On 23 August, two weeks after the incident, the Russian Ministry of Defense-affiliated Telegram channel Fighterbomber reported that a pilot had "gotten lost" and landed in Ukrainian territory for unknown reasons. Several hours later Kyrylo Budanov confirmed that the pilot had defected to Ukraine.

On 4 September, the Ukrainian Main Intelligence Directorate released a documentary film titled Down Russian Pilots, in which more details of the operation were revealed, including the identity of the pilot. The film compared the operation with Operation Diamond (Penicillin), which was carried out by the Israeli Mossad in 1966, convincing an Iraqi pilot to steal a MiG-21, then the most modern aircraft in the Soviet arsenal.

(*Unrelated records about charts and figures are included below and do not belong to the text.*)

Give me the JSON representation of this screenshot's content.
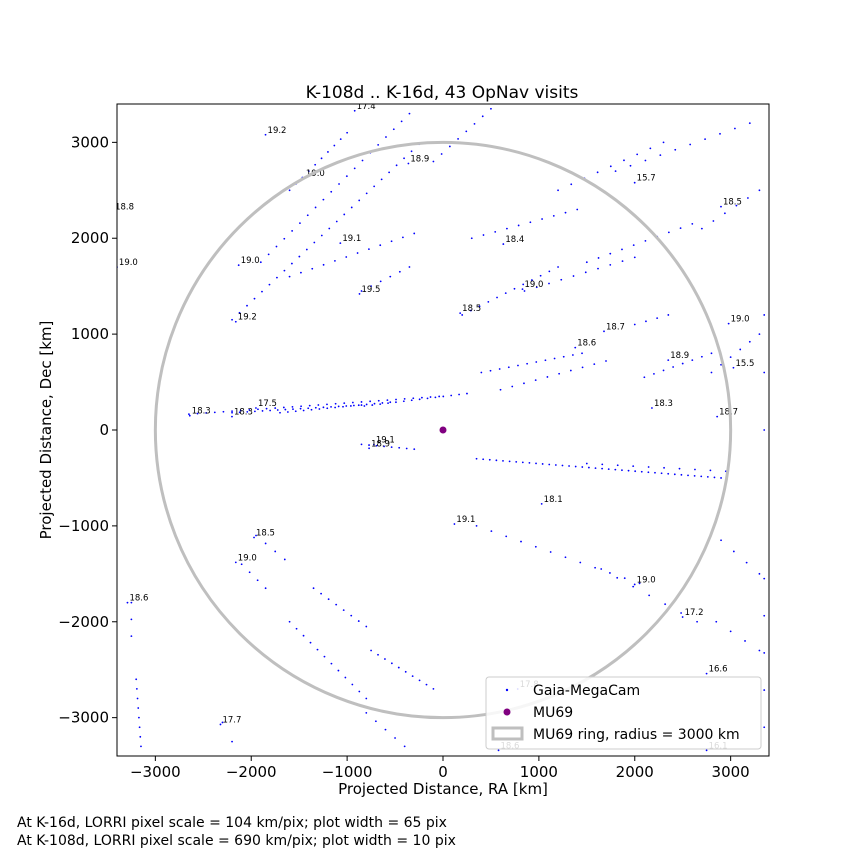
{
  "chart_data": {
    "type": "scatter",
    "title": "K-108d .. K-16d, 43 OpNav visits",
    "xlabel": "Projected Distance, RA [km]",
    "ylabel": "Projected Distance, Dec [km]",
    "xlim": [
      -3400,
      3400
    ],
    "ylim": [
      -3400,
      3400
    ],
    "xticks": [
      -3000,
      -2000,
      -1000,
      0,
      1000,
      2000,
      3000
    ],
    "yticks": [
      -3000,
      -2000,
      -1000,
      0,
      1000,
      2000,
      3000
    ],
    "xtick_labels": [
      "−3000",
      "−2000",
      "−1000",
      "0",
      "1000",
      "2000",
      "3000"
    ],
    "ytick_labels": [
      "−3000",
      "−2000",
      "−1000",
      "0",
      "1000",
      "2000",
      "3000"
    ],
    "grid": false,
    "legend_position": "lower right",
    "colors": {
      "stars": "#0000ff",
      "mu69": "#800080",
      "ring": "#bfbfbf"
    },
    "series": [
      {
        "name": "Gaia-MegaCam",
        "marker": "point",
        "tracks": [
          {
            "start": [
              -2650,
              165
            ],
            "end": [
              -40,
              350
            ],
            "n": 30
          },
          {
            "start": [
              -2200,
              180
            ],
            "end": [
              -850,
              260
            ],
            "n": 18
          },
          {
            "start": [
              -1700,
              180
            ],
            "end": [
              -550,
              290
            ],
            "n": 15
          },
          {
            "start": [
              -820,
              250
            ],
            "end": [
              250,
              380
            ],
            "n": 14
          },
          {
            "start": [
              400,
              600
            ],
            "end": [
              1450,
              800
            ],
            "n": 12
          },
          {
            "start": [
              600,
              420
            ],
            "end": [
              1700,
              720
            ],
            "n": 10
          },
          {
            "start": [
              -2200,
              1150
            ],
            "end": [
              -250,
              2980
            ],
            "n": 26
          },
          {
            "start": [
              -1900,
              1750
            ],
            "end": [
              -350,
              3300
            ],
            "n": 20
          },
          {
            "start": [
              -1600,
              1600
            ],
            "end": [
              -300,
              2050
            ],
            "n": 12
          },
          {
            "start": [
              -1600,
              2500
            ],
            "end": [
              -1000,
              3100
            ],
            "n": 10
          },
          {
            "start": [
              -850,
              1450
            ],
            "end": [
              -350,
              1700
            ],
            "n": 6
          },
          {
            "start": [
              200,
              1200
            ],
            "end": [
              1200,
              1700
            ],
            "n": 12
          },
          {
            "start": [
              300,
              2000
            ],
            "end": [
              1400,
              2300
            ],
            "n": 10
          },
          {
            "start": [
              1500,
              1750
            ],
            "end": [
              2600,
              2150
            ],
            "n": 10
          },
          {
            "start": [
              850,
              1450
            ],
            "end": [
              2000,
              1800
            ],
            "n": 10
          },
          {
            "start": [
              1200,
              2500
            ],
            "end": [
              2300,
              3000
            ],
            "n": 9
          },
          {
            "start": [
              1800,
              2700
            ],
            "end": [
              3200,
              3200
            ],
            "n": 10
          },
          {
            "start": [
              2000,
              1100
            ],
            "end": [
              2350,
              1200
            ],
            "n": 4
          },
          {
            "start": [
              2100,
              550
            ],
            "end": [
              2800,
              800
            ],
            "n": 8
          },
          {
            "start": [
              2800,
              600
            ],
            "end": [
              3300,
              1000
            ],
            "n": 6
          },
          {
            "start": [
              -100,
              2800
            ],
            "end": [
              500,
              3350
            ],
            "n": 8
          },
          {
            "start": [
              2700,
              2100
            ],
            "end": [
              3300,
              2500
            ],
            "n": 6
          },
          {
            "start": [
              -300,
              -200
            ],
            "end": [
              -850,
              -150
            ],
            "n": 8
          },
          {
            "start": [
              350,
              -300
            ],
            "end": [
              2900,
              -500
            ],
            "n": 38
          },
          {
            "start": [
              1500,
              -350
            ],
            "end": [
              2950,
              -430
            ],
            "n": 10
          },
          {
            "start": [
              350,
              -1000
            ],
            "end": [
              2050,
              -1600
            ],
            "n": 12
          },
          {
            "start": [
              1650,
              -1450
            ],
            "end": [
              2650,
              -2000
            ],
            "n": 7
          },
          {
            "start": [
              -1950,
              -1100
            ],
            "end": [
              -1650,
              -1350
            ],
            "n": 4
          },
          {
            "start": [
              -2100,
              -1400
            ],
            "end": [
              -1850,
              -1650
            ],
            "n": 4
          },
          {
            "start": [
              -1350,
              -1650
            ],
            "end": [
              -800,
              -2050
            ],
            "n": 8
          },
          {
            "start": [
              -1600,
              -2000
            ],
            "end": [
              -800,
              -2800
            ],
            "n": 12
          },
          {
            "start": [
              -750,
              -2300
            ],
            "end": [
              -100,
              -2700
            ],
            "n": 10
          },
          {
            "start": [
              -800,
              -2950
            ],
            "end": [
              -400,
              -3300
            ],
            "n": 5
          },
          {
            "start": [
              -3250,
              -1800
            ],
            "end": [
              -3250,
              -2150
            ],
            "n": 3
          },
          {
            "start": [
              -3200,
              -2600
            ],
            "end": [
              -3150,
              -3300
            ],
            "n": 8
          },
          {
            "start": [
              2900,
              -1150
            ],
            "end": [
              3300,
              -1500
            ],
            "n": 4
          },
          {
            "start": [
              2850,
              -2000
            ],
            "end": [
              3300,
              -2300
            ],
            "n": 4
          },
          {
            "start": [
              3350,
              -1550
            ],
            "end": [
              3350,
              -3100
            ],
            "n": 5
          },
          {
            "start": [
              -2300,
              -3050
            ],
            "end": [
              -2200,
              -3250
            ],
            "n": 2
          },
          {
            "start": [
              3350,
              0
            ],
            "end": [
              3350,
              1200
            ],
            "n": 3
          }
        ]
      },
      {
        "name": "MU69",
        "x": [
          0
        ],
        "y": [
          0
        ],
        "marker": "circle"
      },
      {
        "name": "MU69 ring, radius = 3000 km",
        "type": "circle",
        "radius": 3000
      }
    ],
    "annotations": [
      {
        "text": "17.4",
        "x": -900,
        "y": 3350
      },
      {
        "text": "19.2",
        "x": -1830,
        "y": 3100
      },
      {
        "text": "18.9",
        "x": -340,
        "y": 2800
      },
      {
        "text": "19.0",
        "x": -1430,
        "y": 2650
      },
      {
        "text": "15.7",
        "x": 2020,
        "y": 2600
      },
      {
        "text": "18.5",
        "x": 2920,
        "y": 2350
      },
      {
        "text": "18.8",
        "x": -3420,
        "y": 2300
      },
      {
        "text": "19.1",
        "x": -1050,
        "y": 1970
      },
      {
        "text": "18.4",
        "x": 650,
        "y": 1960
      },
      {
        "text": "19.0",
        "x": -2110,
        "y": 1740
      },
      {
        "text": "19.0",
        "x": -3380,
        "y": 1720
      },
      {
        "text": "19.0",
        "x": 850,
        "y": 1490
      },
      {
        "text": "19.5",
        "x": -850,
        "y": 1440
      },
      {
        "text": "18.5",
        "x": 200,
        "y": 1240
      },
      {
        "text": "19.2",
        "x": -2140,
        "y": 1150
      },
      {
        "text": "19.0",
        "x": 3000,
        "y": 1130
      },
      {
        "text": "18.7",
        "x": 1700,
        "y": 1050
      },
      {
        "text": "18.6",
        "x": 1400,
        "y": 880
      },
      {
        "text": "18.9",
        "x": 2370,
        "y": 750
      },
      {
        "text": "15.5",
        "x": 3050,
        "y": 670
      },
      {
        "text": "17.5",
        "x": -1930,
        "y": 250
      },
      {
        "text": "18.3",
        "x": 2200,
        "y": 250
      },
      {
        "text": "18.3",
        "x": -2620,
        "y": 170
      },
      {
        "text": "18.3",
        "x": -2180,
        "y": 160
      },
      {
        "text": "18.7",
        "x": 2880,
        "y": 160
      },
      {
        "text": "19.1",
        "x": -700,
        "y": -130
      },
      {
        "text": "18.9",
        "x": -750,
        "y": -170
      },
      {
        "text": "18.1",
        "x": 1050,
        "y": -750
      },
      {
        "text": "19.1",
        "x": 140,
        "y": -960
      },
      {
        "text": "18.5",
        "x": -1950,
        "y": -1100
      },
      {
        "text": "19.0",
        "x": -2140,
        "y": -1360
      },
      {
        "text": "19.0",
        "x": 2020,
        "y": -1590
      },
      {
        "text": "18.6",
        "x": -3270,
        "y": -1780
      },
      {
        "text": "17.2",
        "x": 2520,
        "y": -1930
      },
      {
        "text": "16.6",
        "x": 2770,
        "y": -2520
      },
      {
        "text": "17.8",
        "x": 800,
        "y": -2680
      },
      {
        "text": "17.7",
        "x": -2300,
        "y": -3050
      },
      {
        "text": "18.6",
        "x": 600,
        "y": -3320
      },
      {
        "text": "16.1",
        "x": 2770,
        "y": -3320
      }
    ],
    "footnotes": [
      "At K-16d, LORRI pixel scale = 104 km/pix; plot width = 65 pix",
      "At K-108d, LORRI pixel scale = 690 km/pix; plot width = 10 pix"
    ]
  }
}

Kyrylo Budanov said that the operation represents "the first successful one in the entire history of Ukraine".

No one has done this during this time. We hope that we will be able to scale up now, said the Head of GUR. We were able to find the right approach to the pilot, move his entire family [out of Russia] unnoticed, and finally create conditions where he was able to move this aircraft with the crew without them knowing what was going on. After they realized where they landed, they tried to run away. Unfortunately, they were killed. It would be better if we could [capture] them alive, but it is what it is.

==Aftermath==
In September, after lengthy negotiations, Russia managed to obtain the bodies of the crew members killed as a result of Kuzminov's actions. Both crew members, Khushbakht Tursunov and Nikita Kiryanov, received posthumous Orders of Courage.

In February 2024, a man's body, which was found in an underground parking garage in Villajoyosa, Province of Alicante, Spain "riddled with bullet holes and run over by a car", was confirmed to be Kuzminov. Western analysts considered it likely that he was assassinated by the Russian SVR. At the time of his death, Kuzminov was living under the assumed identity Igor Shevchenko. The newspaper El País reported that the Spanish authorities had provided Kuzminov with forged documents, but did not provide guarantees of protection. Spanish authorities believe that Kuzminov was exposed when he made a call to an ex-girlfriend inviting her to Alicante, a favourite with Russians and Ukrainians who have made their homes on the Costa Blanca. In December 2025, a Spanish court indefinitely suspended the investigation into Kuzminov's death, citing a lack of suspects.